Для нигилистически ориентированных сторонников постмодернизма характерен эгоцентризм, демократизированный по сравнению с романтизмом эпохи Нового времени (модерна) и превратившийся в повседневный культ самого себя, что привело к искаженному пониманию действительности и погоне за самоистребительными наслаждениями как высшей ценностью.

Шопенгауэр своим несвоевременным, но глубоко современным сдвигом, считает Хайнц Фестер (Мюнхен, Германия), был провозвестником постсовременного мышления. Он придал новую жизнь идеям Канта, он опирался на Платона, взывал к Упанишадам, и в этом плане его философия выглядела в то время анахронизмом. Но именно эти ее свойства, апелляция мыслителя к традиции позволяют рассматривать Шопенгауэра как предшественника постсовременной мысли.

Поворотным пунктом от «той» современности к постсовременности стала индустриализация Германии и связанное с ней преобладание эмпирического естествознания над метафизикой. Не связанный мыслью о линейном прогрессе и диалектике истории, Шопенгауэр не заботился о поисках метафизического смысла и не ограничивался житейской мудростью, поэтому его философия способна более, чем другие учения, содействовать формированию постсовременного самосознания иной, чем его собственная, эпохи (146. S. 33- 35). В первую очередь в наши дни речь должна идти, указывает Фестер, о самоопределении личности в ее отношении к Другому, о разделении субъекта и разума, предвосхищенных в философии Шопенгауэра.

Исследователи постсовременности указывают на овеществленность личности, когда вещные законы доминируют над гуманностью, а просветительский разум предстает как банкрот. Тот полюс постмодерна, который свидетельствует об эгоцентризме, может быть связан, в глазах Фестера, с учением о воле, которая выражается в развертывании различных форм индивидуации. Именно на ее почве пытаются взрастить крайние формы индивидуализма. Однако Шопенгауэр хотел положить предел принципу индивидуации: индивид, указывал он, должен деиндивидуализироваться в истинную самость, которая живет не только в собственной личности как отдельном явлении, но и в других людях. Проблема деиндивидуации связана с дедраматизацией человеческого существования в порочном мире с помощью этики невовлеченности в политику, трансформации ее в эстетику. Кроме того, в духе постмодерна Шопенгауэр соединяет воедино критику познания, психосоциологическую этику, эстетику и даже музыку (там же. С. 38).

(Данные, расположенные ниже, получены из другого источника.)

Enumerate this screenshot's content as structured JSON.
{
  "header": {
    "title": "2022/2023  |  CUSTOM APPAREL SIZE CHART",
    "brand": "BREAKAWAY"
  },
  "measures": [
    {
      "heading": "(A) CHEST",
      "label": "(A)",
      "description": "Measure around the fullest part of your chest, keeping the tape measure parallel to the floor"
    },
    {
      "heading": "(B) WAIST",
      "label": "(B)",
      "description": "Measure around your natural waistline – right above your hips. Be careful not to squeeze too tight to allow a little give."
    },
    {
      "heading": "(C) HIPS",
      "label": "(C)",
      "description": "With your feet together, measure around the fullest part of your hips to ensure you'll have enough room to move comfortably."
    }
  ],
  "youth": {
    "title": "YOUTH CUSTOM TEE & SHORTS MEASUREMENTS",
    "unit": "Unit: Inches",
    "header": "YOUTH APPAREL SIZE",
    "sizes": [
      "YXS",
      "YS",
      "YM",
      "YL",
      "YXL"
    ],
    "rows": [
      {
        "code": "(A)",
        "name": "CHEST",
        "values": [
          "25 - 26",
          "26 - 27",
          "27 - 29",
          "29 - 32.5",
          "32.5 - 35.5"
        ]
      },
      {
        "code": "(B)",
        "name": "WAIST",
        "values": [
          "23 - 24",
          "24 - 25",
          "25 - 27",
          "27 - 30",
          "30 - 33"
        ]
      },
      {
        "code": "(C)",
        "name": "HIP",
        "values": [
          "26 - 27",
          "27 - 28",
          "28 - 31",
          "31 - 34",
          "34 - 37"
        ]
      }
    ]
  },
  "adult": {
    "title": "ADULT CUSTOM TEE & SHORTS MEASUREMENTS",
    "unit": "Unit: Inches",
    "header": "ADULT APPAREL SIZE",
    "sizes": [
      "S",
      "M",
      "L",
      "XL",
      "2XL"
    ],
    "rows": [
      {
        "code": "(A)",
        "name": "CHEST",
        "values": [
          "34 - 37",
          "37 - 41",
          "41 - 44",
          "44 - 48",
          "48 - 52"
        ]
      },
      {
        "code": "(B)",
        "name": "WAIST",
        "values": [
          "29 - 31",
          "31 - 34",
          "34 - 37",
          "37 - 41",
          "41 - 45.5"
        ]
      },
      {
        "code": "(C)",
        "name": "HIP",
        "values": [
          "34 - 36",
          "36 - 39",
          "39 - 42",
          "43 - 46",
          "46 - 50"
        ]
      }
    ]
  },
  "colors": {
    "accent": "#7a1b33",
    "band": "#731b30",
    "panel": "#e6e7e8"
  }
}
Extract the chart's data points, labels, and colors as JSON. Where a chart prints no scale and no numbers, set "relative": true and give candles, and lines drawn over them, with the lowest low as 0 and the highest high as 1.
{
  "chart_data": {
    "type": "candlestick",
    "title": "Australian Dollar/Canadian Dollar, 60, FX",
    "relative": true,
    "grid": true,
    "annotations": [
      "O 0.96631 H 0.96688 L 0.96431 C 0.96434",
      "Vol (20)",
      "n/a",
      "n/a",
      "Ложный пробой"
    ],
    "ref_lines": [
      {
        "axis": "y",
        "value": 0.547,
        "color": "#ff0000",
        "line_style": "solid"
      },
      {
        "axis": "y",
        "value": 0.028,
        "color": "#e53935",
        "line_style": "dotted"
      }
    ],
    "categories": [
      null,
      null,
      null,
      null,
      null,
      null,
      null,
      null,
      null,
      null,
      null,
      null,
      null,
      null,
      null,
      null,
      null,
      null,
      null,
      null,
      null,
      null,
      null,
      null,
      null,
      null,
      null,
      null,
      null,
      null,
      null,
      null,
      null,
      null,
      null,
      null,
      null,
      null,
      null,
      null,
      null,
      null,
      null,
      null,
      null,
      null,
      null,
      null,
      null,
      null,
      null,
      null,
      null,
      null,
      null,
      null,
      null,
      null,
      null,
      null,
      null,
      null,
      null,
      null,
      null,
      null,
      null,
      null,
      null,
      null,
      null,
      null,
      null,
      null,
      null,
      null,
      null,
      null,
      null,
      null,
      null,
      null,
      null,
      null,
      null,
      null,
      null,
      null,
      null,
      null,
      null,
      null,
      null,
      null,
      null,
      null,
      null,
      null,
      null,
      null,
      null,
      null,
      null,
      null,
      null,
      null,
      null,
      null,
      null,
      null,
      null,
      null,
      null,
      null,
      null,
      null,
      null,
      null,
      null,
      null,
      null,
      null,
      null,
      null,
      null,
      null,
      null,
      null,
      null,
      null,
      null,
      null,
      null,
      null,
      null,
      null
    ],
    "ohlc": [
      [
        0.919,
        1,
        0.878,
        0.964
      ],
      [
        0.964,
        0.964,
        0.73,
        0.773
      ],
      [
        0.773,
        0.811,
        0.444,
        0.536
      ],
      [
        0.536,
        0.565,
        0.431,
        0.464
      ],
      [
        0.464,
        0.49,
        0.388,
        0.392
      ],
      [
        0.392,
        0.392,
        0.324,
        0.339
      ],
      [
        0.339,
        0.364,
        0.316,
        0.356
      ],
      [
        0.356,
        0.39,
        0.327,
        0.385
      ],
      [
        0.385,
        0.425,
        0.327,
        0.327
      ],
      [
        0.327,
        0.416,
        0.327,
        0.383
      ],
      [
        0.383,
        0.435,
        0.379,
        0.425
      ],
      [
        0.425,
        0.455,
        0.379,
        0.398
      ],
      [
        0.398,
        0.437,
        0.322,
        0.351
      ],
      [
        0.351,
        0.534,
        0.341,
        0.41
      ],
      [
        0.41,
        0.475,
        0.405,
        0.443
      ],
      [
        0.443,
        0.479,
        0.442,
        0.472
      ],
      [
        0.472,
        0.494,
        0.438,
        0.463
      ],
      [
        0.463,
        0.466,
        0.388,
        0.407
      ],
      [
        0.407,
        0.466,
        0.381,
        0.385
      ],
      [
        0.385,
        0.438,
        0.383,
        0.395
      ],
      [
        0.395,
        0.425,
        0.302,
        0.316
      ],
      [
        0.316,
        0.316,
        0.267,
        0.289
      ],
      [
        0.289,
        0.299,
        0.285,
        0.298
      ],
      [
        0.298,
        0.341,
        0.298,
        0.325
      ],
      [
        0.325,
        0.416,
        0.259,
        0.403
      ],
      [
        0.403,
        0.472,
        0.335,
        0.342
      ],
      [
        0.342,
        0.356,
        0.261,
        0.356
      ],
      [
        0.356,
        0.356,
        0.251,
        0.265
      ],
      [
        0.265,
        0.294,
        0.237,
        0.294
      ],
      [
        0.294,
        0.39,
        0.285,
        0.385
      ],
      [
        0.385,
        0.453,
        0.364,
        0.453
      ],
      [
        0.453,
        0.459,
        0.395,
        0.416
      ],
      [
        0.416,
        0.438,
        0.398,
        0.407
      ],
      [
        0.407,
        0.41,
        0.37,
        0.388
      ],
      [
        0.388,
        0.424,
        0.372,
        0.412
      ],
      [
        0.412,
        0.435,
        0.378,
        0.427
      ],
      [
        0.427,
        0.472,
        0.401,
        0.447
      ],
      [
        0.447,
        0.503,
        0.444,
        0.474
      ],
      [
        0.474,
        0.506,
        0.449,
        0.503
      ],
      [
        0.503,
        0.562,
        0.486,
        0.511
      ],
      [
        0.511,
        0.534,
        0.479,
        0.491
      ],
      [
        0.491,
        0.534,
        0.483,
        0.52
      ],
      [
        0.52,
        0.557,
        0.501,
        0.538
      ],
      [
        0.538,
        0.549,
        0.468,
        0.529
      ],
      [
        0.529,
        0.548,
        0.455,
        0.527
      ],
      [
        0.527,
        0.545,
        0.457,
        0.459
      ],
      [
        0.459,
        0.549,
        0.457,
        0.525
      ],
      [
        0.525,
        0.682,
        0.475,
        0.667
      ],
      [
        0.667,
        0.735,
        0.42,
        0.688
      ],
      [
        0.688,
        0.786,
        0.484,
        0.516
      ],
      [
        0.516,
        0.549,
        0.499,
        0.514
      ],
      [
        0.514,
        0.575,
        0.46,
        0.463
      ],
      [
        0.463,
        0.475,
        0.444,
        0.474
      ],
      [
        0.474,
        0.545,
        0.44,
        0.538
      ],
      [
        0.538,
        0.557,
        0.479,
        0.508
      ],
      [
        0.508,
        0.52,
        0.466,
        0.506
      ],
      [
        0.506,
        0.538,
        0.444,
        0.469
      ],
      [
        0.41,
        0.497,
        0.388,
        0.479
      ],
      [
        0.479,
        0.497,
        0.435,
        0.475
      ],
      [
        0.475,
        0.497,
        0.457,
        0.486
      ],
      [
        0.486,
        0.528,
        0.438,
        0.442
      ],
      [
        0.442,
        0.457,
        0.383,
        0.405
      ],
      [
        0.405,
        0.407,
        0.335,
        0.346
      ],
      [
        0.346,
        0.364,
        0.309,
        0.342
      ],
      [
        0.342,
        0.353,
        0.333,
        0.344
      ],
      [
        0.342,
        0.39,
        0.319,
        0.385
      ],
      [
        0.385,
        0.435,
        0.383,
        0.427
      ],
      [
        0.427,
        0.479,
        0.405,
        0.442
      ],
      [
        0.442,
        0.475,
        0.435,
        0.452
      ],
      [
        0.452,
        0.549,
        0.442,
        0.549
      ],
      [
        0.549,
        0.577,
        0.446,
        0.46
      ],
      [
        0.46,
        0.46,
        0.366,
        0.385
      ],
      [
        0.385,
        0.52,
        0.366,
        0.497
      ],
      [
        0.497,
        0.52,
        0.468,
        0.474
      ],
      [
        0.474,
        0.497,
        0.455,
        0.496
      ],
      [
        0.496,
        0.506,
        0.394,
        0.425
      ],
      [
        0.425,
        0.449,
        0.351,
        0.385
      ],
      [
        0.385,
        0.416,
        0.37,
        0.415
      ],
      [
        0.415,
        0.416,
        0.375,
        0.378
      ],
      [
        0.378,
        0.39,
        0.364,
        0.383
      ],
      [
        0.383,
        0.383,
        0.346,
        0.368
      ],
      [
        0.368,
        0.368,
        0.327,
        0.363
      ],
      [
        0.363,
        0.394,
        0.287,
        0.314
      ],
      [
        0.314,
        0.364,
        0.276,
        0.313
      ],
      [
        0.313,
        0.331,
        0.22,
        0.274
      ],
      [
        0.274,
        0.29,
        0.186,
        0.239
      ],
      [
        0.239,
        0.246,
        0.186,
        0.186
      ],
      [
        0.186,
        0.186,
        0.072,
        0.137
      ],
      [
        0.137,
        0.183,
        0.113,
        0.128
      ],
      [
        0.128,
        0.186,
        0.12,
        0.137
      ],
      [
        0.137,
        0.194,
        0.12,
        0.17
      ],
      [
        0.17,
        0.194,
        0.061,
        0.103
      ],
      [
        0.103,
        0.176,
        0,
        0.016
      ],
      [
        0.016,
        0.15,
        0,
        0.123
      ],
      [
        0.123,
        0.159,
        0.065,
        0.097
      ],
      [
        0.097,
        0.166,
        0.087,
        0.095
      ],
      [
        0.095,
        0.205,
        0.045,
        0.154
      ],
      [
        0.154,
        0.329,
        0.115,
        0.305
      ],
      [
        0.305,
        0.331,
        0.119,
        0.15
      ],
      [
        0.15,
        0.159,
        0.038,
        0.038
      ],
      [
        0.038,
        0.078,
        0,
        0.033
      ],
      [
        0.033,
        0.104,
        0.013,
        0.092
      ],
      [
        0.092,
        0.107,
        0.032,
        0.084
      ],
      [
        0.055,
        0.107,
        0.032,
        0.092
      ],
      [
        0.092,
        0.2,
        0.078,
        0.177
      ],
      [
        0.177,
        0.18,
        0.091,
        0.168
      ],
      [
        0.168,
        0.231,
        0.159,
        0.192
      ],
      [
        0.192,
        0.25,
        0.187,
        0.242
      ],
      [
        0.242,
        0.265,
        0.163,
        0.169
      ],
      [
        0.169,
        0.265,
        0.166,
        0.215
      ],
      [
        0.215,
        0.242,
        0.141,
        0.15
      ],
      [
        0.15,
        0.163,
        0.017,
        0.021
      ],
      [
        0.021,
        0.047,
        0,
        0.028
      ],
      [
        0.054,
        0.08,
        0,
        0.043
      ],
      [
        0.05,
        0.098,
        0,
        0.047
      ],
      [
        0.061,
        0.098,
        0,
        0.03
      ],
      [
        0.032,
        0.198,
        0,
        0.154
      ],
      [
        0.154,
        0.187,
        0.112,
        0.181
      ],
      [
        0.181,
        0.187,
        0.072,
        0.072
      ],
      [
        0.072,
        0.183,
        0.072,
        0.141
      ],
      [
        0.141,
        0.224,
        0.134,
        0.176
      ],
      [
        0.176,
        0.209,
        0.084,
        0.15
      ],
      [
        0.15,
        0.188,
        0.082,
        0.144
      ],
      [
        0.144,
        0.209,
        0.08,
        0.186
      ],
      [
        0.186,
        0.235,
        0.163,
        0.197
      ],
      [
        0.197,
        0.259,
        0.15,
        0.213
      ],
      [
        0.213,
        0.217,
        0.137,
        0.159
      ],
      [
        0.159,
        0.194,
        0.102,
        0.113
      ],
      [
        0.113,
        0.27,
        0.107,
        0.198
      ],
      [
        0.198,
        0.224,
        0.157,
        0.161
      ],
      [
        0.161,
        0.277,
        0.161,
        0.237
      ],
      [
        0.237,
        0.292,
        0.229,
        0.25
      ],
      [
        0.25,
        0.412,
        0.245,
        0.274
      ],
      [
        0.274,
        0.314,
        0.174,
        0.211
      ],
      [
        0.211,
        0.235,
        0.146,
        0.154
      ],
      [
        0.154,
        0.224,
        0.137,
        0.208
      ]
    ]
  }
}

Постмодерн, по выражению Умберто Эко, занят перетряхиванием прошлого. В указанных сочинениях Шопенгауэр предстает как адепт постсовременности, построивший свое учение на идеях учителей мудрости былых эпох. Та истина, которую он открыл, имеет значение для самопознания человечества и для его движения путем сострадания к этике умеренного счастья. Тем самым преподается урок попыткам современных сторонников нигилистического мировидения в постмодернизме представить философа как ниспровергателя современных ему ценностей, как защитника иррационализма, эгоцентризма и релятивизма.

Глава тринадцатая. Шопенгауэр и русская культура

Зеркало идейного размежевания

Любые цивилизационные образцы философии, складывающиеся в определенных исторических условиях, несут на себе печать своего происхождения — своих языка и истории, душевно-духовного склада создателя, получающих выражение не только в языке, но и в подходе к кардинальным философским проблемам. Никто не оспаривает особенности китайской или индийской мысли. В конечном счете мировая мудрость, имеющая общечеловеческий характер, подобно мировой литературе, существует в национально-личностной форме, по-своему уникальной. В этом плане споры о том, чья философия является «более прогрессивной» или «более отсталой», бессмысленны. Еще в XIX веке о национальном своеобразии собственной философии заговорили немцы — Фихте в «Речах к немецкой нации»; Гегель во вступительной речи к курсу лекций, читанных в Гейдельберге (1816), заявил, что за пределами Германии философия уступила место совершенствованию в науках и сохраняется в полной мере только в Германии; Шеллинг, читая в 1827 году вводный курс в Мюнхенском университете, отметил, что ограничивается изложением немецкой философии, потому что философия такого рода существует только в Германии. Ее отличает внимание к чистому разуму, в то время как в других странах ее утверждают как науку эмпирическую. «Нелепо требовать от англичан или французов отказаться от эмпиризма, который они столь успешно применяют, и не перед ними, а перед немцами стоит задача создать положительную систему, поднять ее до такого уровня, на котором она сольется с расширенным и очищенным эмпиризмом. Ибо подлинно всеобщая философия не может быть достоянием одной нации» (70. Т. 2. С. 560).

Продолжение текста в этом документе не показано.